Das müssen Onlinehändler über Kryptowährung wissen



Alexander Denninghaus ist Brandmanager bei der Berliner E-Commerce Agentur webcookies – digital bakery. Durch seine Erfahrungen im Print-Journalismus und seine mehrjährige Tätigkeit im Vertrieb & Marketing bei der shopware AG, verfügt er über ein fundiertes Wissen im Bereich Onlinehandel. Denninghaus setzt seinen Fokus auf die Themen Innovation und Trends der Zukunft im Bereich des eCommerce und Online-Marketing.
Das Verständnis, der Erwerb und die Transaktionen mit Kryptowährung und besonders Bitcoin scheinen zu fern und zu kompliziert. Doch müssen Onlinehändler zwingend die Technik hinter einer solchen Währung verstehen?

Seit der Einführung des Bitcoin steigt nicht nur der Kurs der digitalen Währung, sondern auch das Interesse an dieser und weiteren Kryptowährungen. Trotzdem sind das Ansehen und auch die Nutzung im eCommerce eher verhalten.

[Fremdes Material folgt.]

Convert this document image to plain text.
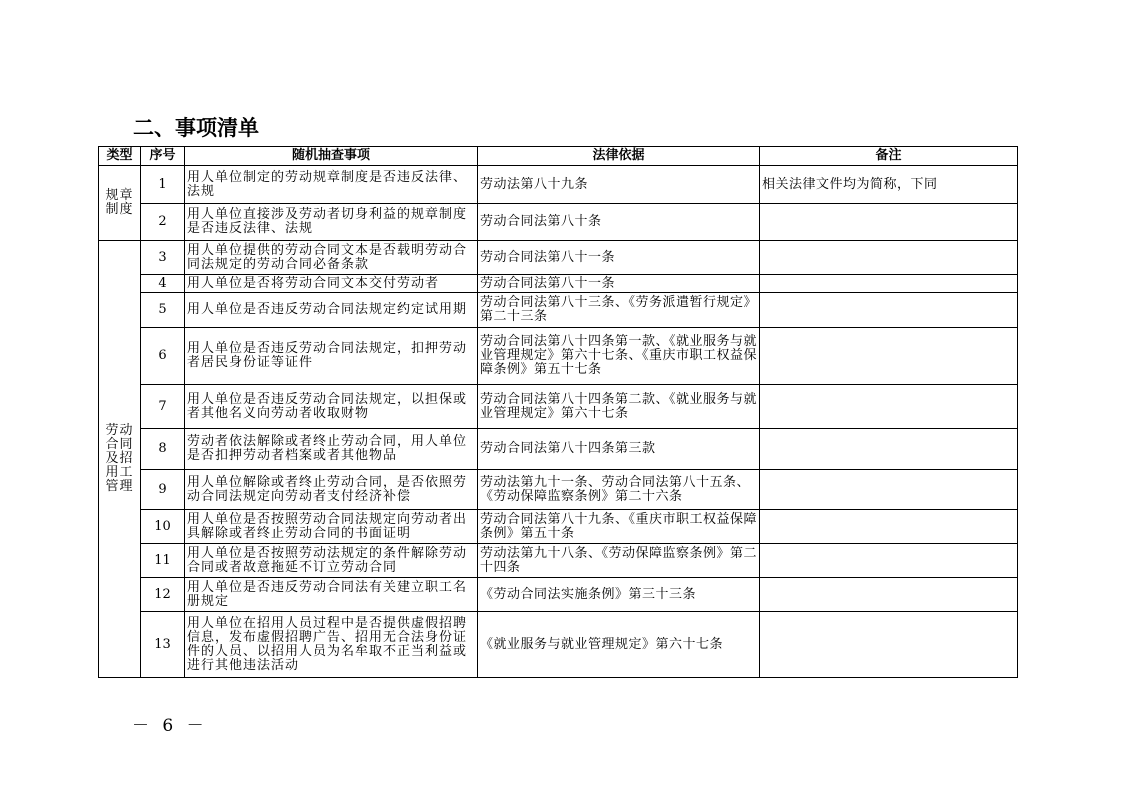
二、事项清单
类型	序号	随机抽查事项	法律依据	备注
规章制度	1	用人单位制定的劳动规章制度是否违反法律、法规	劳动法第八十九条	相关法律文件均为简称，下同
	2	用人单位直接涉及劳动者切身利益的规章制度是否违反法律、法规	劳动合同法第八十条	
劳动合同及招用工管理	3	用人单位提供的劳动合同文本是否载明劳动合同法规定的劳动合同必备条款	劳动合同法第八十一条	
	4	用人单位是否将劳动合同文本交付劳动者	劳动合同法第八十一条	
	5	用人单位是否违反劳动合同法规定约定试用期	劳动合同法第八十三条、《劳务派遣暂行规定》第二十三条	
	6	用人单位是否违反劳动合同法规定，扣押劳动者居民身份证等证件	劳动合同法第八十四条第一款、《就业服务与就业管理规定》第六十七条、《重庆市职工权益保障条例》第五十七条	
	7	用人单位是否违反劳动合同法规定，以担保或者其他名义向劳动者收取财物	劳动合同法第八十四条第二款、《就业服务与就业管理规定》第六十七条	
	8	劳动者依法解除或者终止劳动合同，用人单位是否扣押劳动者档案或者其他物品	劳动合同法第八十四条第三款	
	9	用人单位解除或者终止劳动合同，是否依照劳动合同法规定向劳动者支付经济补偿	劳动法第九十一条、劳动合同法第八十五条、《劳动保障监察条例》第二十六条	
	10	用人单位是否按照劳动合同法规定向劳动者出具解除或者终止劳动合同的书面证明	劳动合同法第八十九条、《重庆市职工权益保障条例》第五十条	
	11	用人单位是否按照劳动法规定的条件解除劳动合同或者故意拖延不订立劳动合同	劳动法第九十八条、《劳动保障监察条例》第二十四条	
	12	用人单位是否违反劳动合同法有关建立职工名册规定	《劳动合同法实施条例》第三十三条	
	13	用人单位在招用人员过程中是否提供虚假招聘信息，发布虚假招聘广告、招用无合法身份证件的人员、以招用人员为名牟取不正当利益或进行其他违法活动	《就业服务与就业管理规定》第六十七条	
－ 6 －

Vielleicht gehören Kryptowährungen wie Bitcoin schon bald genauso zu den Payment-Möglichkeiten in Onlineshops, wie Kreditkarte oder Devisen.
Vielleicht gehören Kryptowährungen wie Bitcoin schon bald genauso zu den Payment-Möglichkeiten in Onlineshops, wie Kreditkarte oder Devisen.
Foto: Jirus Malawong - shutterstock.com

Was geschaffen werden muss, ist Akzeptanz und mehr Anleitungen für Einsteiger. Wie die einzelnen Schritte im Hintergrund laufen, muss kein Händler verstehen. Schließlich trinken wir auch jeden Tag Milch und wissen auch nicht genau, wie die einzelnen Schritte von der Kuh bis ins Ladengeschäft vonstatten gehen. Ein ähnliches Beispiel ist die Herstellung von Autos. Auch hier sind die Nutzer nicht an der Entwicklung beteiligt und trotzdem sind die deutschen Autobahnen voll. Dies liegt daran, dass die Akzeptanz und der einfache Umgang heutzutage beigebracht werden. Nur, weil Kryptowährungen etwas Neues sind, müssen sie nicht zwingend schlecht sein.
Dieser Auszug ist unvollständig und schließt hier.